Box Office: Hop Bounds Over Arthur in the Battle of the Brands

Box Office: Hop Bounds Over Arthur in the Battle of the Brands
Can we stop thinking about Russell Brand now? Britain’s bad-boy comic, who scored a vocal hit last week as the teen bunny in Hop, looked to parlay his animated success by starring in a remake of the 1981 Dudley Moore comedy Arthur. But audiences decided they’d rather hear Brand than see him. The holdover Hop, which dropped 42% from last weekend’s winning tally, won the battle of the Brands. Its $21.7 million earned it the top spot in North American theaters, according to early studio estimates, while Arthur grossed just $12.6 million, well below expectations, in its opening frame. Total theatrical revenue was down about 6% from the same weekend last year, with box-office earnings still running a parlous 30% below 2010’s.

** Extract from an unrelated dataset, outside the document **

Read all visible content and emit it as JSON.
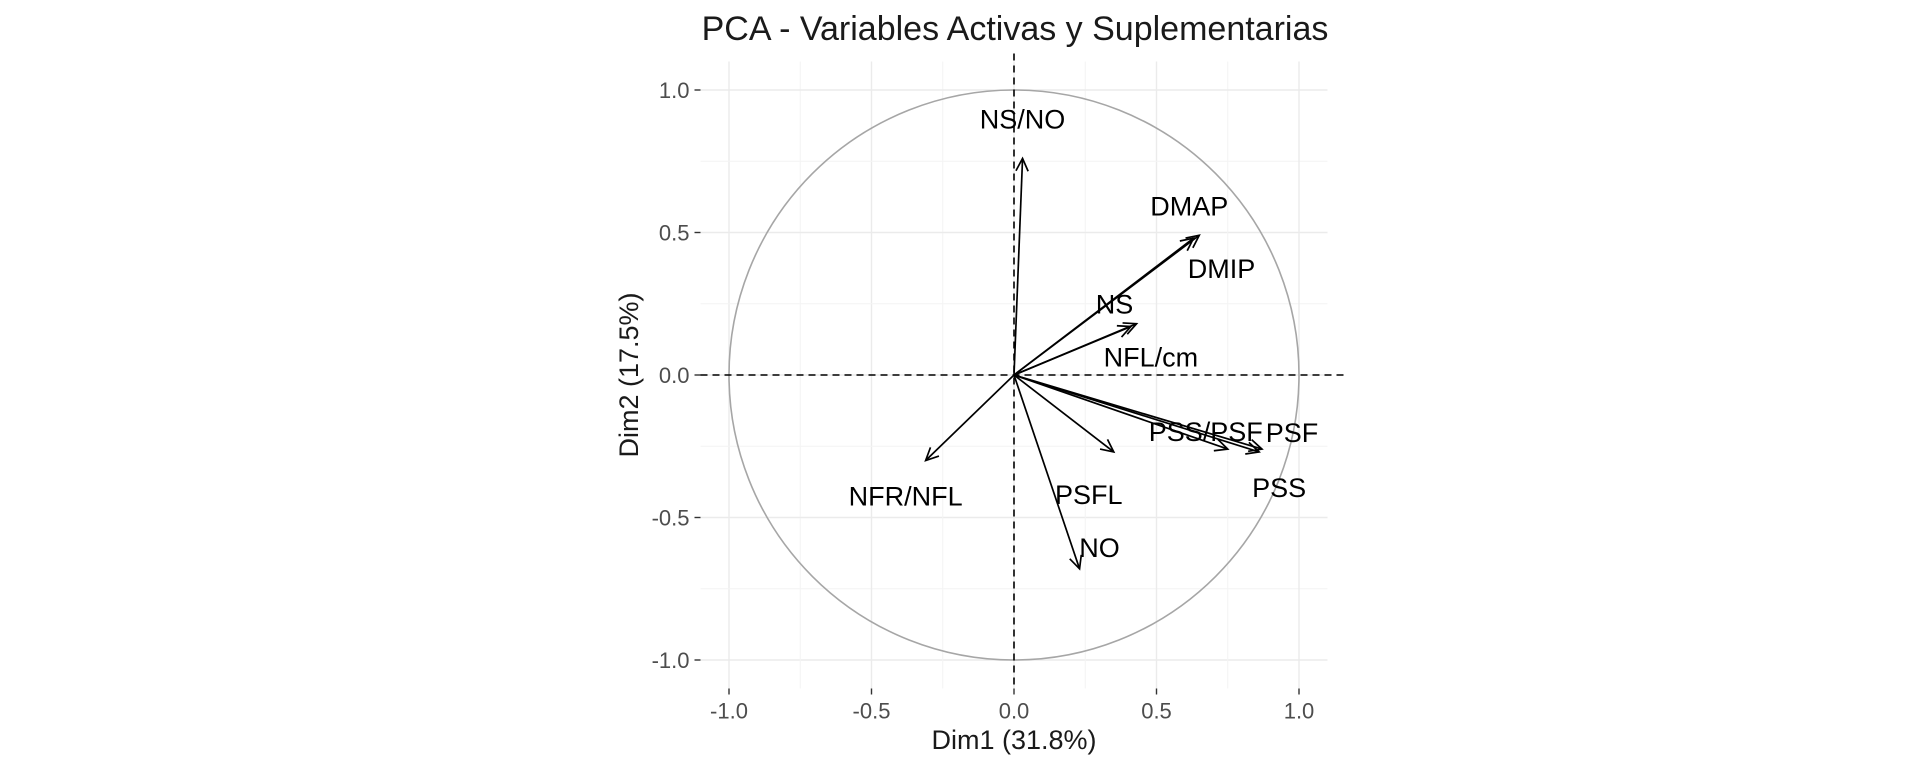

Hop and Arthur were supposed to be the one-two punch that would transform Brand — known to American audiences for a supporting role in Forgetting Sarah Marshall, a co-star turn in Get Him to the Greek and his husbanding of Katy Perry — into the next bankable comedy phenom. Here was the ideal match of new star and old property, with the ex-druggie Brand as the dipsomaniacal playboy whom Moore had made both famous and endearing. Instead of pruney John Gielgud as Arthur’s veddy proper valet, Brand had Oscar- and Emmy-winner Helen Mirren; it was the two stars’ first picture together since their plangently poetic teaming last year in Julie Taymor’s take on Shakespeare’s The Tempest . Arthur made no happier impression than did Mirren’s hosting gig on last night’s lackluster and lack-laugh episode of Saturday Night Live. Even British dames — and dudes — can get slapped with the wet sock of failure.

In the category of comic actors whose live-action films got whupped by their cartoon movies that opened a week or so earlier, Brand follows Steve Carell and Seth Rogen . All three stars had made their names in raunchy comedies produced by Judd Apatow. So did Danny McBride . In his new film, the R-rated medieval fantasy parody Your Highness, McBride stuck to the Apatovian formula of gross-out jokes, shock nudity and drug references. But in case no one has noticed, the young males whom this sort of film targets have stopped going to the movies. Shorn of its prime demographic, Your Highness earned less than $10 million and finished an abashed sixth at the weekend wickets.

“We took a shot at a fresh idea, and we had great talent that really wanted to break out,” Universal distribution president Nikki Rocco said of Your Highness in an interview with the industry website The Wrap. “I don’t know what went wrong.” What went wrong was that the movie was dreadful; worse, it was the kind of dreadful no one wants to see. The presumed star power of Oscar-winner Natalie Portman and Oscar-night absentee co-host James Franco did nothing to bring in the crowds; and those who came wished they hadn’t. The film pulled an egregious CinemaScore grade of C-plus — about what deposed New York City Schools Chancellor Cathie Black earned from Mayor Bloomberg — suggesting that Your Highness will quickly be evicted from the box-office castle.